In the 2014 New Year Honours, Hagaman was appointed a Companion of the New Zealand Order of Merit for services to business, tourism and philanthropy.

Hagaman was in his 60s when he hired a financial controller for Scenic Group; she was in her early 20s. Hagaman's fourth marriage was failing and he later married his employee – Lani Hagaman. They had three children together, and Hagaman had four children from prior relationships. Earl and Lani Hagaman's wealth was estimated by the National Business Review at NZ$180m.

The Hagamans were large donors to various causes, including St. Andrew's College (NZ$250k), ChristChurch Cathedral, the National Party, and the ACT Party. The Hagamans have donated more than NZ$10m. The Hagamans sued Labour Party leader Andrew Little for defamation and sought $2.3m in damages. Whilst Little was found guilty of defaming Earl Hagaman on one count, the jury could not decide on all other claims, and the High Court judge thus let all claims retire. Shortly after the verdict in April 2017, Lani Hagaman declared that she would seek a retrial. Lani Hagaman laid an appeal in September 2017, after her husband had died.
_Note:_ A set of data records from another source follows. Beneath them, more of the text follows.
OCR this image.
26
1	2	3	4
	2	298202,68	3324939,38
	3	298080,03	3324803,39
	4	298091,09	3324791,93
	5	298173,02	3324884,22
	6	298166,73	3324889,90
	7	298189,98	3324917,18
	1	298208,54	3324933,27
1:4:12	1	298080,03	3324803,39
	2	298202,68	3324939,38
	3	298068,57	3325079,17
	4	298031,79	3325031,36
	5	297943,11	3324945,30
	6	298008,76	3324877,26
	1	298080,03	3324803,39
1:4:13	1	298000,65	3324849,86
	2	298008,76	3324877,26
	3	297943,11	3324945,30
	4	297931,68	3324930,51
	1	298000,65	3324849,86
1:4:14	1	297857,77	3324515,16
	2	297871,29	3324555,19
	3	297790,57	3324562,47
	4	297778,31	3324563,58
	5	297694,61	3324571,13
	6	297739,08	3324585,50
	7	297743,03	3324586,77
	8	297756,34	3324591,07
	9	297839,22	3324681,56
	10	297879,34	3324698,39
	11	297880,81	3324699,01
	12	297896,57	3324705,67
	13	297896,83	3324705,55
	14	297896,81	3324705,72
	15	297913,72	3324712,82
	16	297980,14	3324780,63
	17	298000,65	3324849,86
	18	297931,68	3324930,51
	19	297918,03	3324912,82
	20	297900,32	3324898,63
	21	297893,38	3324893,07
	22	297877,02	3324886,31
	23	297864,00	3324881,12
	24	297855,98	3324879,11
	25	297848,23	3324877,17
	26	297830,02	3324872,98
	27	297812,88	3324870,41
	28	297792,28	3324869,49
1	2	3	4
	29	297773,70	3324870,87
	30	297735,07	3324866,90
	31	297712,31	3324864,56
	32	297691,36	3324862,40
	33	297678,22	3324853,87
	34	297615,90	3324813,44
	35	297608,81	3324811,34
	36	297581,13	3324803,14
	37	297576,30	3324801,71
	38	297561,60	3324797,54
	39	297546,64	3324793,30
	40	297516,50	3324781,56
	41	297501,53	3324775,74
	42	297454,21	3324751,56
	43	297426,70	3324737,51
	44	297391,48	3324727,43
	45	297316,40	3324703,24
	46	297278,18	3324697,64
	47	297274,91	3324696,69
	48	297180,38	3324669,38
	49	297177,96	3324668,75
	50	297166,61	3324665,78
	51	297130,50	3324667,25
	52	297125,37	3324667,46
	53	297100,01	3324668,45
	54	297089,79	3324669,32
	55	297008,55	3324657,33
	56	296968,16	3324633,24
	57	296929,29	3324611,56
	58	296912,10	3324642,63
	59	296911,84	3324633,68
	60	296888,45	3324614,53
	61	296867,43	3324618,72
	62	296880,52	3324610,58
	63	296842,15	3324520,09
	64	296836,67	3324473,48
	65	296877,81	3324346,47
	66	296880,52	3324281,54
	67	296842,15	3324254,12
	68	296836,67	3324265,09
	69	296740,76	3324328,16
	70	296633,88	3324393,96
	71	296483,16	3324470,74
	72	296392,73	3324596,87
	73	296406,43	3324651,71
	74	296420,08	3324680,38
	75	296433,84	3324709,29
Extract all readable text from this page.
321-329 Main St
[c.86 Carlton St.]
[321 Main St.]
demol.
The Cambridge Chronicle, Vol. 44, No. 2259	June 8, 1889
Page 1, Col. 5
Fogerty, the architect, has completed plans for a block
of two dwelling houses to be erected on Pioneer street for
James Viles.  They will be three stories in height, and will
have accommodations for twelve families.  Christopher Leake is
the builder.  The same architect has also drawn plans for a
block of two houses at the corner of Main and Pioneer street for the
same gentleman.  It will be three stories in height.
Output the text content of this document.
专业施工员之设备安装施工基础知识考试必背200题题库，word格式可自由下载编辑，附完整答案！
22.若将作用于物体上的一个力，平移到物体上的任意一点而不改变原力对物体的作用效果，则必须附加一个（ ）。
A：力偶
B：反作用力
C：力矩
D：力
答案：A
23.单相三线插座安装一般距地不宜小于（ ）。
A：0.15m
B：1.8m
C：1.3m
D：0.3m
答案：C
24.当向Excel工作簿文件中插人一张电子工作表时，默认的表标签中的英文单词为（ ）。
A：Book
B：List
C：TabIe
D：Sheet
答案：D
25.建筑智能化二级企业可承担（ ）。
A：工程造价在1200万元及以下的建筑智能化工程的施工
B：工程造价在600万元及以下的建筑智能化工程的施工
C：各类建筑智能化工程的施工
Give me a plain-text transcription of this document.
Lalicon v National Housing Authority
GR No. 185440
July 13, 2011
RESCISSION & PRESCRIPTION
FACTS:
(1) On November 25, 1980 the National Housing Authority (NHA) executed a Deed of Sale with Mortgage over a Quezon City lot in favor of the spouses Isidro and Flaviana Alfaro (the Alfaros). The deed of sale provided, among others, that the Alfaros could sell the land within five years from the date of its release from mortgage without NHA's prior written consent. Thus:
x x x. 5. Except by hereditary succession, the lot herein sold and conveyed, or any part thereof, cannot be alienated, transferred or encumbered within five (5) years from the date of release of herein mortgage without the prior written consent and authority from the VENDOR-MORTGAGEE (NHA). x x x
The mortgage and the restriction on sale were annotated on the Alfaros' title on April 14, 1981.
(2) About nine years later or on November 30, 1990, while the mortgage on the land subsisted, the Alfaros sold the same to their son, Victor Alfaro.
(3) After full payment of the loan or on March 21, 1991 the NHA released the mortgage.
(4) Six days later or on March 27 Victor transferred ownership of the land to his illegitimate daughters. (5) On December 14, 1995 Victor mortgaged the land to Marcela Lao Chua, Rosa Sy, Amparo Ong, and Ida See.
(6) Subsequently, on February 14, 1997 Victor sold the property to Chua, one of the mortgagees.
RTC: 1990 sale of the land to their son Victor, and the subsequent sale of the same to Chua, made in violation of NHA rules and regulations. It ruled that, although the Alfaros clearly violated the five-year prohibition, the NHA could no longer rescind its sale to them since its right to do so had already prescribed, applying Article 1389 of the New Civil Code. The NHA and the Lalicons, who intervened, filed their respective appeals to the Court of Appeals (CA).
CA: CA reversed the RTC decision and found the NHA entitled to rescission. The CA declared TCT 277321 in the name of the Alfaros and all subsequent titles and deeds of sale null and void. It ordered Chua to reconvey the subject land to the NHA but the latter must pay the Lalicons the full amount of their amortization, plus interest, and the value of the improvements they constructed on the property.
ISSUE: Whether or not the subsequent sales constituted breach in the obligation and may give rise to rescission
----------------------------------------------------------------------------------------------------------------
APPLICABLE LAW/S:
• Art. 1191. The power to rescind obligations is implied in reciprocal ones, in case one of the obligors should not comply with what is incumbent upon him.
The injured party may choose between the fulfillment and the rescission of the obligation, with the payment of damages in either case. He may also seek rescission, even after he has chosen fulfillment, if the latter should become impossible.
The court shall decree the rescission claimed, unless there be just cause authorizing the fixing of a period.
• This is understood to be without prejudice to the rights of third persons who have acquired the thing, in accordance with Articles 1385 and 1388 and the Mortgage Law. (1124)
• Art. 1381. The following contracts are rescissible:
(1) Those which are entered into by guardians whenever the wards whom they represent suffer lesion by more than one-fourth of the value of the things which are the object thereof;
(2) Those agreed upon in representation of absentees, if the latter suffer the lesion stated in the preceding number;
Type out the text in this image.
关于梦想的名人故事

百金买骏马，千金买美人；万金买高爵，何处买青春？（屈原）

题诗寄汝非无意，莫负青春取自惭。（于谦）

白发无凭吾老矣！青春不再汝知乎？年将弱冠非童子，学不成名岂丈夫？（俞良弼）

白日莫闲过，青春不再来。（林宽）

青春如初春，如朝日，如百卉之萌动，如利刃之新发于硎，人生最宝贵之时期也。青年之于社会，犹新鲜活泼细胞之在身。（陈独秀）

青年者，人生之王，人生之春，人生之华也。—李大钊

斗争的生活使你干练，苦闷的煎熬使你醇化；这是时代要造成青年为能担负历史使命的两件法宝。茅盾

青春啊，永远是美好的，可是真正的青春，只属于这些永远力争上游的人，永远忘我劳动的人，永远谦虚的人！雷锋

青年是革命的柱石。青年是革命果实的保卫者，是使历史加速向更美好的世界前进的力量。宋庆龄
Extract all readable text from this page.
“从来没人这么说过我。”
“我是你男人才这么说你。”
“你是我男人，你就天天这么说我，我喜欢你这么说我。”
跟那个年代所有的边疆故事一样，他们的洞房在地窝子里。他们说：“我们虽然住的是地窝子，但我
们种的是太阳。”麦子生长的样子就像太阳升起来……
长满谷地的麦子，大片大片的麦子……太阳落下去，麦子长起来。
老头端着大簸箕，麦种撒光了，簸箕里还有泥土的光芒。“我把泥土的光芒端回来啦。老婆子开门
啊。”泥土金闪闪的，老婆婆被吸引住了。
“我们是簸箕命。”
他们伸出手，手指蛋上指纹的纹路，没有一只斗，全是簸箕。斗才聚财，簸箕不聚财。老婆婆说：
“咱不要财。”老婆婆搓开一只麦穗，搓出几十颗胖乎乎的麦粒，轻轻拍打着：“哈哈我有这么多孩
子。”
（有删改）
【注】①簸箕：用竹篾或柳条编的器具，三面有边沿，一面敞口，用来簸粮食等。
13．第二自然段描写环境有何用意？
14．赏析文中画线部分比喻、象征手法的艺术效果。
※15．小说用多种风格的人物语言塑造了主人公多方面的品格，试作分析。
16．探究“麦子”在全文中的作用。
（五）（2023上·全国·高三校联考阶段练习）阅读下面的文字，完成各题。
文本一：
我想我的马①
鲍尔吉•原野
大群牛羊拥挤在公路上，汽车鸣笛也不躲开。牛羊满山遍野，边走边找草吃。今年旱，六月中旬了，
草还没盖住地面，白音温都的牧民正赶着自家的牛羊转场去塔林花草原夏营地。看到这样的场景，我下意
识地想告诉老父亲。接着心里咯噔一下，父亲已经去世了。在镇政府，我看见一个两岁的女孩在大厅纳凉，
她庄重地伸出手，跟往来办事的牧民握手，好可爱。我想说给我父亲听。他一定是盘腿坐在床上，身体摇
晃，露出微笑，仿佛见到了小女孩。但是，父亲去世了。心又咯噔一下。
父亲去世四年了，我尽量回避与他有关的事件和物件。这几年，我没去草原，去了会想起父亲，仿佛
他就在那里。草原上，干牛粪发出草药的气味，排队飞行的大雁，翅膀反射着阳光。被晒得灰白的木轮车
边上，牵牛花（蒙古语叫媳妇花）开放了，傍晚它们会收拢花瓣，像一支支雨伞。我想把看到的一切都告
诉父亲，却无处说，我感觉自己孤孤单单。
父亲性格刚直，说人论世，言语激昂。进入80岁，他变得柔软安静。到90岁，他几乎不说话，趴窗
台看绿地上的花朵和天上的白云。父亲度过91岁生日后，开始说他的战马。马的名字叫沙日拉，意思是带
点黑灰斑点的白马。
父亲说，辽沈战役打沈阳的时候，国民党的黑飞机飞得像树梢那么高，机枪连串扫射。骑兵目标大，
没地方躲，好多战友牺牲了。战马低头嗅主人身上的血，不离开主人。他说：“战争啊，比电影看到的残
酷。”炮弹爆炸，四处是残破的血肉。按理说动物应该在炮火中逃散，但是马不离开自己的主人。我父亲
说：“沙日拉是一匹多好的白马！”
She must overcome the legal hurdle that according to the Law Reform Act 1936, a defamation case cannot continue after a person's death. Her lawyers argue that the case had already been heard, and they want to test whether the trial judge advised the jury correctly on the point of qualified privilege that members of parliament enjoy speaking inside Parliament.

In 2010, property claims by his former wife Fairbanks appeared in the Christchurch High Court after having previously been filed in a Californian superior court. The Christchurch court was tasked by the Californian court to take evidence from eight witnesses including Hagaman himself. Six of the witnesses refused and the case went to the Court of Appeal of New Zealand, which upheld the request. Hagaman died at his home on 25 May 2017. He was survived by his wife, their children, and the four children from previous relationships. In Hagaman's will, NZ$1.5m is set aside for some of his children that can only be distributed once Hagaman's trustees consider that all claims by Fairbank have been settled.